To understand how StreamPipes works, the knowledge of a few core concepts, illustrated below, will be helpful.
An adapter connects to any external data source and forwards received events to the internal StreamPipes system. Within StreamPipes, the output of adapters are available in form of the two primary building blocks Data Set and Data Stream. Adapters can be either created by using StreamPipes Connect, a module to easily connect to new data sources directly from the user interface, or by defining an adapter using the provided Software Development Kit (SDK).
Data Set / Data Stream
Data Streams and Data Sets represent the primary source for working with events in StreamPipes. A stream is an ordered sequence of events, where an event typically consists of one or more observation values and additional metadata. The "structure" (or schema) of an event provided by a data stream or set is stored in the internal semantic schema registry of StreamPipes. While data streams are typically unbounded, data sets have a fixed end and are internally "replayed" by the system from beginning to end once they are used as part of a pipeline. As follows, although when referring to data streams, most concepts also apply for data sets.
Data Processors in StreamPipes transform one or more input data streams into an output data stream.
Such transformations can be rather simple, e.g. filtering based on a predefined rule or more complex, e.g. applying rule-based or learning-based algorithms on the data.
Data Processors can be applied on any data stream that matches the input requirements of a processor. In addition, most processors can be configured by providing user-defined parameters directly in the user interface. Processing elements define stream requirements that are a set of minimum properties an incoming event stream must provide. Data processors can keep state or perform stateless operations. At runtime, data streams are processed by using one of the underlying runtime wrappers (see the developer guide for more details).

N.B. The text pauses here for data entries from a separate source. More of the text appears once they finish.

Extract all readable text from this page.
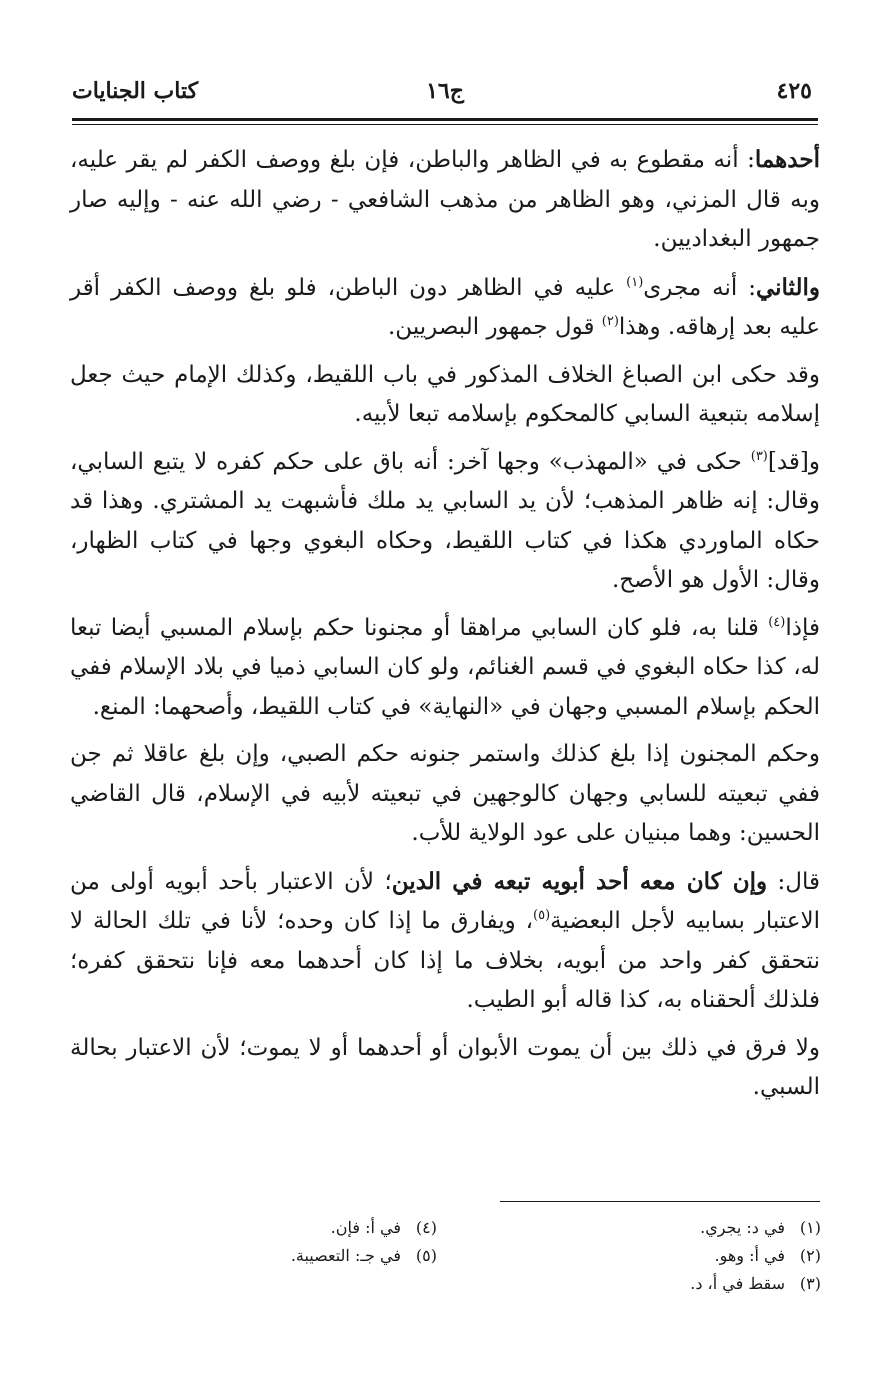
٤٢٥
ج١٦
كتاب الجنايات

أحدهما: أنه مقطوع به في الظاهر والباطن، فإن بلغ ووصف الكفر لم يقر عليه، وبه قال المزني، وهو الظاهر من مذهب الشافعي - رضي الله عنه - وإليه صار جمهور البغداديين.

والثاني: أنه مجرى$^{(١)}$ عليه في الظاهر دون الباطن، فلو بلغ ووصف الكفر أقر عليه بعد إرهاقه. وهذا$^{(٢)}$ قول جمهور البصريين.

وقد حكى ابن الصباغ الخلاف المذكور في باب اللقيط، وكذلك الإمام حيث جعل إسلامه بتبعية السابي كالمحكوم بإسلامه تبعا لأبيه.

و[قد]$^{(٣)}$ حكى في «المهذب» وجها آخر: أنه باق على حكم كفره لا يتبع السابي، وقال: إنه ظاهر المذهب؛ لأن يد السابي يد ملك فأشبهت يد المشتري. وهذا قد حكاه الماوردي هكذا في كتاب اللقيط، وحكاه البغوي وجها في كتاب الظهار، وقال: الأول هو الأصح.

فإذا$^{(٤)}$ قلنا به، فلو كان السابي مراهقا أو مجنونا حكم بإسلام المسبي أيضا تبعا له، كذا حكاه البغوي في قسم الغنائم، ولو كان السابي ذميا في بلاد الإسلام ففي الحكم بإسلام المسبي وجهان في «النهاية» في كتاب اللقيط، وأصحهما: المنع.

وحكم المجنون إذا بلغ كذلك واستمر جنونه حكم الصبي، وإن بلغ عاقلا ثم جن ففي تبعيته للسابي وجهان كالوجهين في تبعيته لأبيه في الإسلام، قال القاضي الحسين: وهما مبنيان على عود الولاية للأب.

قال: وإن كان معه أحد أبويه تبعه في الدين؛ لأن الاعتبار بأحد أبويه أولى من الاعتبار بسابيه لأجل البعضية$^{(٥)}$، ويفارق ما إذا كان وحده؛ لأنا في تلك الحالة لا نتحقق كفر واحد من أبويه، بخلاف ما إذا كان أحدهما معه فإنا نتحقق كفره؛ فلذلك ألحقناه به، كذا قاله أبو الطيب.

ولا فرق في ذلك بين أن يموت الأبوان أو أحدهما أو لا يموت؛ لأن الاعتبار بحالة السبي.

(١)في د: يجري.
(٢)في أ: وهو.
(٣)سقط في أ، د.
(٤)في أ: فإن.
(٥)في جـ: التعصيبة.
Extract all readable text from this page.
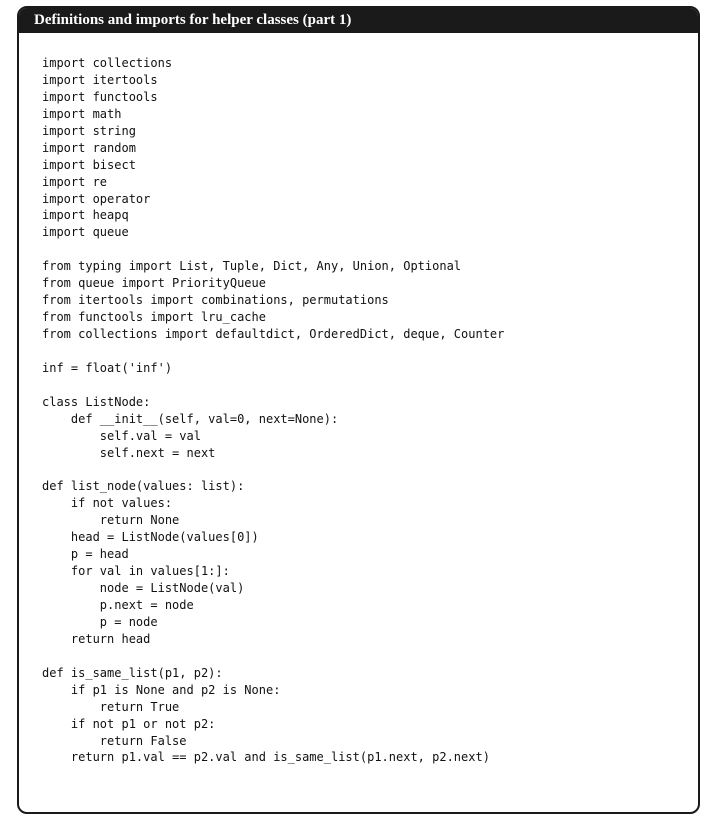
Definitions and imports for helper classes (part 1)
import collections
import itertools
import functools
import math
import string
import random
import bisect
import re
import operator
import heapq
import queue
from typing import List, Tuple, Dict, Any, Union, Optional
from queue import PriorityQueue
from itertools import combinations, permutations
from functools import lru_cache
from collections import defaultdict, OrderedDict, deque, Counter
inf = float('inf')
class ListNode:
def __init__(self, val=0, next=None):
self.val = val
self.next = next
def list_node(values: list):
if not values:
return None
head = ListNode(values[0])
p = head
for val in values[1:]:
node = ListNode(val)
p.next = node
p = node
return head
def is_same_list(p1, p2):
if p1 is None and p2 is None:
return True
if not p1 or not p2:
return False
return p1.val == p2.val and is_same_list(p1.next, p2.next)
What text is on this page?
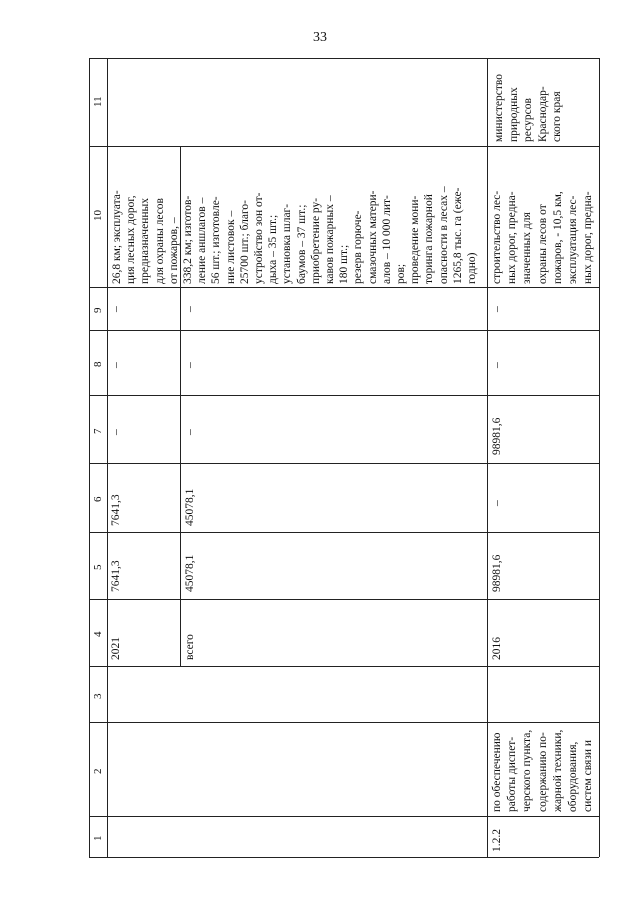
33
1
2
3
4
5
6
7
8
9
10
11
2021
7641,3
7641,3
–
–
–
26,8 км; эксплуата- ция лесных дорог, предназначенных для охраны лесов от пожаров, – 338,2 км; изготов- ление аншлагов – 56 шт.; изготовле- ние листовок – 25700 шт.; благо- устройство зон от- дыха – 35 шт.; установка шлаг- баумов – 37 шт.; приобретение ру- кавов пожарных – 180 шт.; резерв горюче- смазочных матери- алов – 10 000 лит- ров; проведение мони- торинга пожарной опасности в лесах – 1265,8 тыс. га (еже- годно)
всего
45078,1
45078,1
–
–
–
1.2.2
по обеспечению работы диспет- черского пункта, содержанию по- жарной техники, оборудования, систем связи и
2016
98981,6
–
98981,6
–
–
строительство лес- ных дорог, предна- значенных для охраны лесов от пожаров, - 10,5 км, эксплуатация лес- ных дорог, предна-
министерство природных ресурсов Краснодар- ского края
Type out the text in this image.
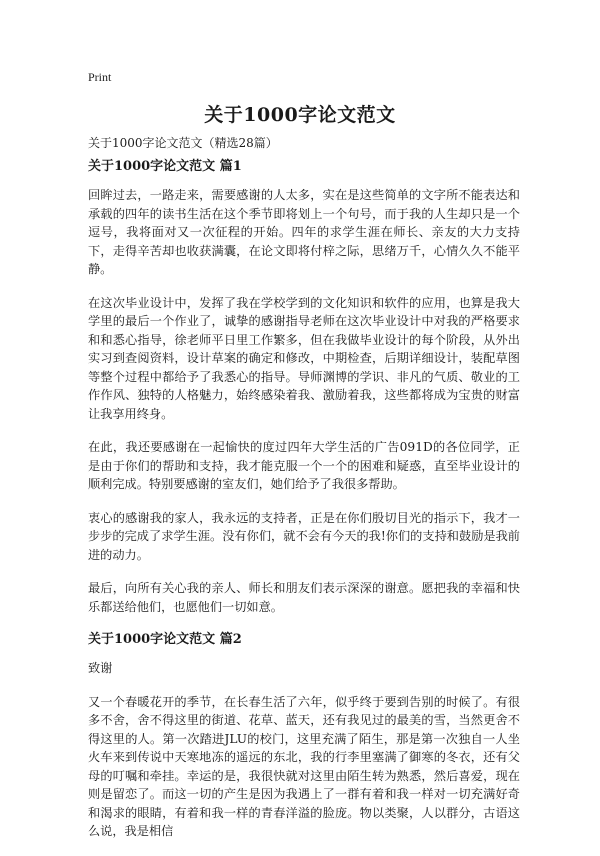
Print
关于1000字论文范文

关于1000字论文范文（精选28篇）

关于1000字论文范文 篇1

回眸过去，一路走来，需要感谢的人太多，实在是这些简单的文字所不能表达和承载的四年的读书生活在这个季节即将划上一个句号，而于我的人生却只是一个逗号，我将面对又一次征程的开始。四年的求学生涯在师长、亲友的大力支持下，走得辛苦却也收获满囊，在论文即将付梓之际，思绪万千，心情久久不能平静。

在这次毕业设计中，发挥了我在学校学到的文化知识和软件的应用，也算是我大学里的最后一个作业了，诚挚的感谢指导老师在这次毕业设计中对我的严格要求和和悉心指导，徐老师平日里工作繁多，但在我做毕业设计的每个阶段，从外出实习到查阅资料，设计草案的确定和修改，中期检查，后期详细设计，装配草图等整个过程中都给予了我悉心的指导。导师渊博的学识、非凡的气质、敬业的工作作风、独特的人格魅力，始终感染着我、激励着我，这些都将成为宝贵的财富让我享用终身。

在此，我还要感谢在一起愉快的度过四年大学生活的广告091D的各位同学，正是由于你们的帮助和支持，我才能克服一个一个的困难和疑惑，直至毕业设计的顺利完成。特别要感谢的室友们，她们给予了我很多帮助。

衷心的感谢我的家人，我永远的支持者，正是在你们殷切目光的指示下，我才一步步的完成了求学生涯。没有你们，就不会有今天的我!你们的支持和鼓励是我前进的动力。

最后，向所有关心我的亲人、师长和朋友们表示深深的谢意。愿把我的幸福和快乐都送给他们，也愿他们一切如意。

关于1000字论文范文 篇2

致谢

又一个春暖花开的季节，在长春生活了六年，似乎终于要到告别的时候了。有很多不舍，舍不得这里的街道、花草、蓝天，还有我见过的最美的雪，当然更舍不得这里的人。第一次踏进JLU的校门，这里充满了陌生，那是第一次独自一人坐火车来到传说中天寒地冻的遥远的东北，我的行李里塞满了御寒的冬衣，还有父母的叮嘱和牵挂。幸运的是，我很快就对这里由陌生转为熟悉，然后喜爱，现在则是留恋了。而这一切的产生是因为我遇上了一群有着和我一样对一切充满好奇和渴求的眼睛，有着和我一样的青春洋溢的脸庞。物以类聚，人以群分，古语这么说，我是相信
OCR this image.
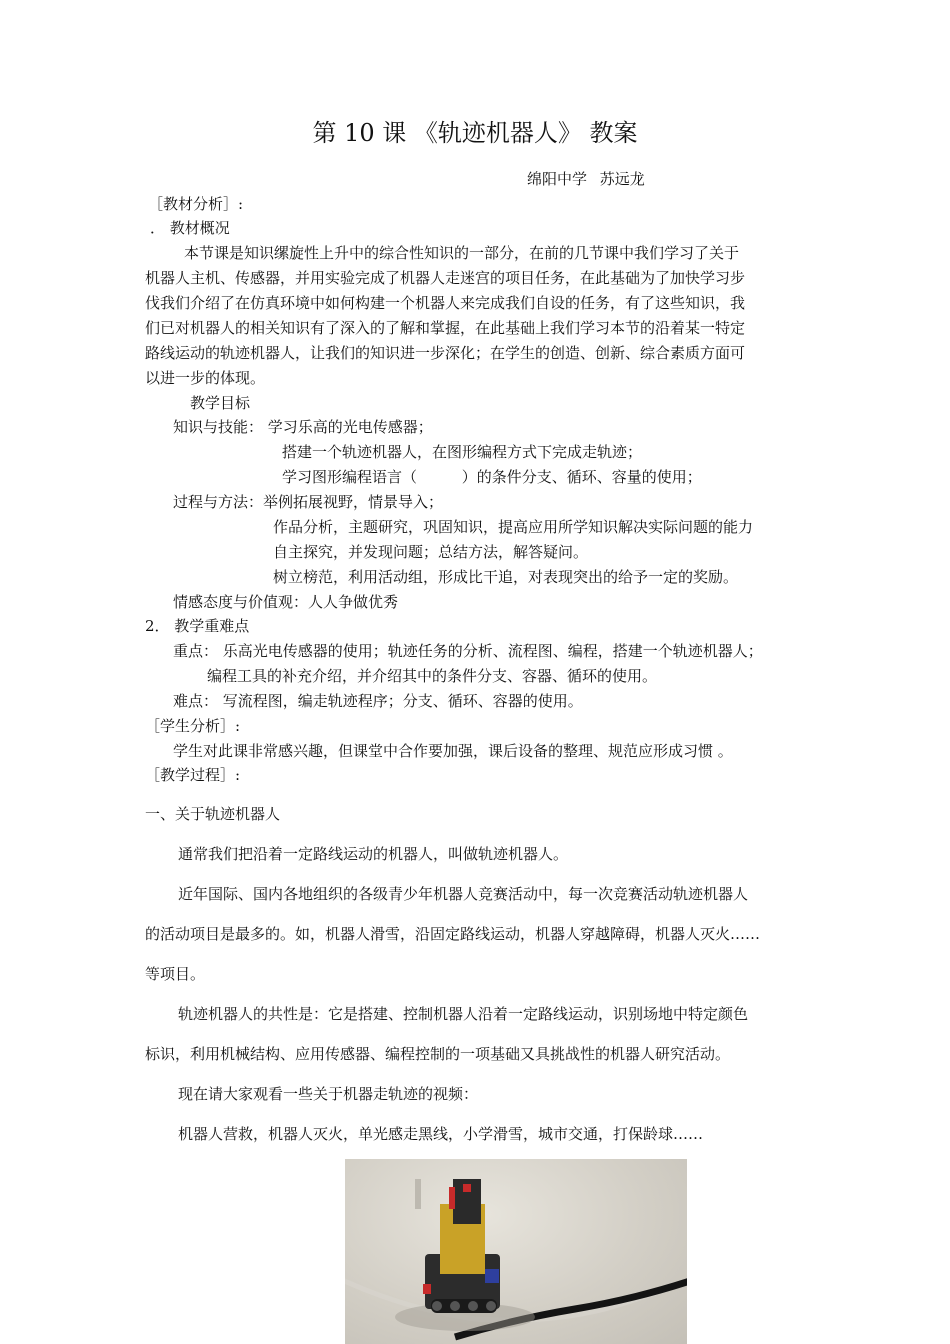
第 10 课 《轨迹机器人》 教案
绵阳中学 苏远龙
［教材分析］:
． 教材概况
本节课是知识缧旋性上升中的综合性知识的一部分，在前的几节课中我们学习了关于
机器人主机、传感器，并用实验完成了机器人走迷宫的项目任务，在此基础为了加快学习步
伐我们介绍了在仿真环境中如何构建一个机器人来完成我们自设的任务，有了这些知识，我
们已对机器人的相关知识有了深入的了解和掌握，在此基础上我们学习本节的沿着某一特定
路线运动的轨迹机器人，让我们的知识进一步深化；在学生的创造、创新、综合素质方面可
以进一步的体现。
教学目标
知识与技能： 学习乐高的光电传感器；
搭建一个轨迹机器人，在图形编程方式下完成走轨迹；
学习图形编程语言（ ）的条件分支、循环、容量的使用；
过程与方法：举例拓展视野，情景导入；
作品分析，主题研究，巩固知识，提高应用所学知识解决实际问题的能力
自主探究，并发现问题；总结方法，解答疑问。
树立榜范，利用活动组，形成比干追，对表现突出的给予一定的奖励。
情感态度与价值观：人人争做优秀
2． 教学重难点
重点： 乐高光电传感器的使用；轨迹任务的分析、流程图、编程，搭建一个轨迹机器人；
编程工具的补充介绍，并介绍其中的条件分支、容器、循环的使用。
难点： 写流程图，编走轨迹程序；分支、循环、容器的使用。
［学生分析］:
学生对此课非常感兴趣，但课堂中合作要加强，课后设备的整理、规范应形成习惯 。
［教学过程］:
一、关于轨迹机器人
通常我们把沿着一定路线运动的机器人，叫做轨迹机器人。
近年国际、国内各地组织的各级青少年机器人竞赛活动中，每一次竞赛活动轨迹机器人
的活动项目是最多的。如，机器人滑雪，沿固定路线运动，机器人穿越障碍，机器人灭火……
等项目。
轨迹机器人的共性是：它是搭建、控制机器人沿着一定路线运动，识别场地中特定颜色
标识，利用机械结构、应用传感器、编程控制的一项基础又具挑战性的机器人研究活动。
现在请大家观看一些关于机器走轨迹的视频：
机器人营救，机器人灭火，单光感走黑线，小学滑雪，城市交通，打保龄球……
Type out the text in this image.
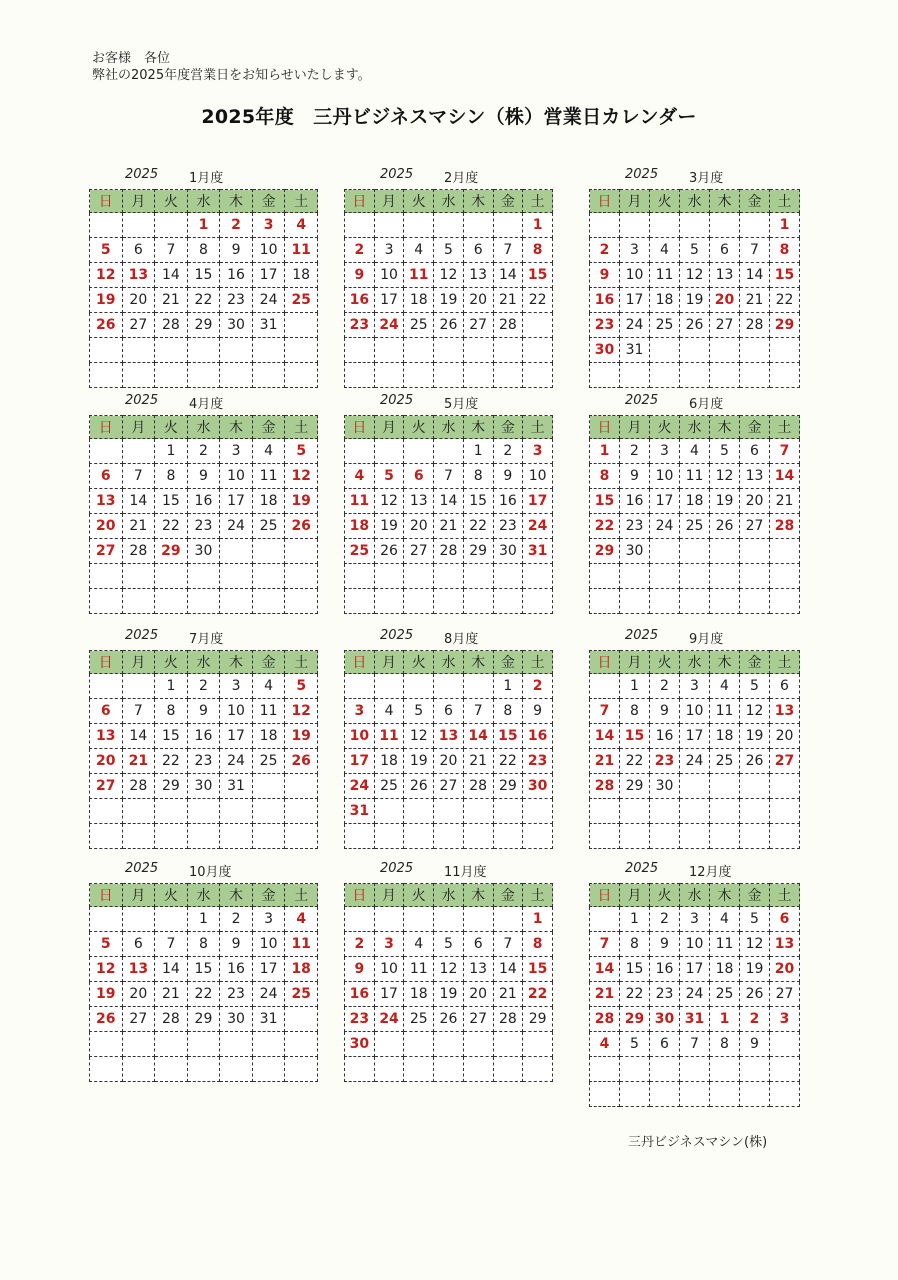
お客様　各位
弊社の2025年度営業日をお知らせいたします。
2025年度　三丹ビジネスマシン（株）営業日カレンダー
2025 1月度
日	月	火	水	木	金	土
			1	2	3	4
5	6	7	8	9	10	11
12	13	14	15	16	17	18
19	20	21	22	23	24	25
26	27	28	29	30	31	

2025 2月度
日	月	火	水	木	金	土
						1
2	3	4	5	6	7	8
9	10	11	12	13	14	15
16	17	18	19	20	21	22
23	24	25	26	27	28	

2025 3月度
日	月	火	水	木	金	土
						1
2	3	4	5	6	7	8
9	10	11	12	13	14	15
16	17	18	19	20	21	22
23	24	25	26	27	28	29
30	31					

2025 4月度
日	月	火	水	木	金	土
		1	2	3	4	5
6	7	8	9	10	11	12
13	14	15	16	17	18	19
20	21	22	23	24	25	26
27	28	29	30			

2025 5月度
日	月	火	水	木	金	土
				1	2	3
4	5	6	7	8	9	10
11	12	13	14	15	16	17
18	19	20	21	22	23	24
25	26	27	28	29	30	31

2025 6月度
日	月	火	水	木	金	土
1	2	3	4	5	6	7
8	9	10	11	12	13	14
15	16	17	18	19	20	21
22	23	24	25	26	27	28
29	30					

2025 7月度
日	月	火	水	木	金	土
		1	2	3	4	5
6	7	8	9	10	11	12
13	14	15	16	17	18	19
20	21	22	23	24	25	26
27	28	29	30	31		

2025 8月度
日	月	火	水	木	金	土
					1	2
3	4	5	6	7	8	9
10	11	12	13	14	15	16
17	18	19	20	21	22	23
24	25	26	27	28	29	30
31						

2025 9月度
日	月	火	水	木	金	土
	1	2	3	4	5	6
7	8	9	10	11	12	13
14	15	16	17	18	19	20
21	22	23	24	25	26	27
28	29	30				

2025 10月度
日	月	火	水	木	金	土
			1	2	3	4
5	6	7	8	9	10	11
12	13	14	15	16	17	18
19	20	21	22	23	24	25
26	27	28	29	30	31	

2025 11月度
日	月	火	水	木	金	土
						1
2	3	4	5	6	7	8
9	10	11	12	13	14	15
16	17	18	19	20	21	22
23	24	25	26	27	28	29
30						

2025 12月度
日	月	火	水	木	金	土
	1	2	3	4	5	6
7	8	9	10	11	12	13
14	15	16	17	18	19	20
21	22	23	24	25	26	27
28	29	30	31	1	2	3
4	5	6	7	8	9	

三丹ビジネスマシン(株)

Data Sinks consume event streams similar to Data Processors, but do not provide an output data stream. As such, data sinks typically perform some action or trigger a visualization as a result of a stream transformation. Similar to data processors, sinks also require for the presence of specific input requirements of any bound data stream and can be customized. StreamPipes provides several internal data sinks, e.g., to create notifications, visualize live data or persist historical data of incoming streams. In addition, various data sinks are provided to forward data streams to external systems such as databases.
A pipeline in Apache StreamPipes describes the transformation process from a data stream to a data sink. Typically, a pipeline consists of at least one data stream (or data set), zero or more data processors and at least one data sink. Pipelines are built by users in a graphical way using the Pipeline Editor and can be started and stopped at any time.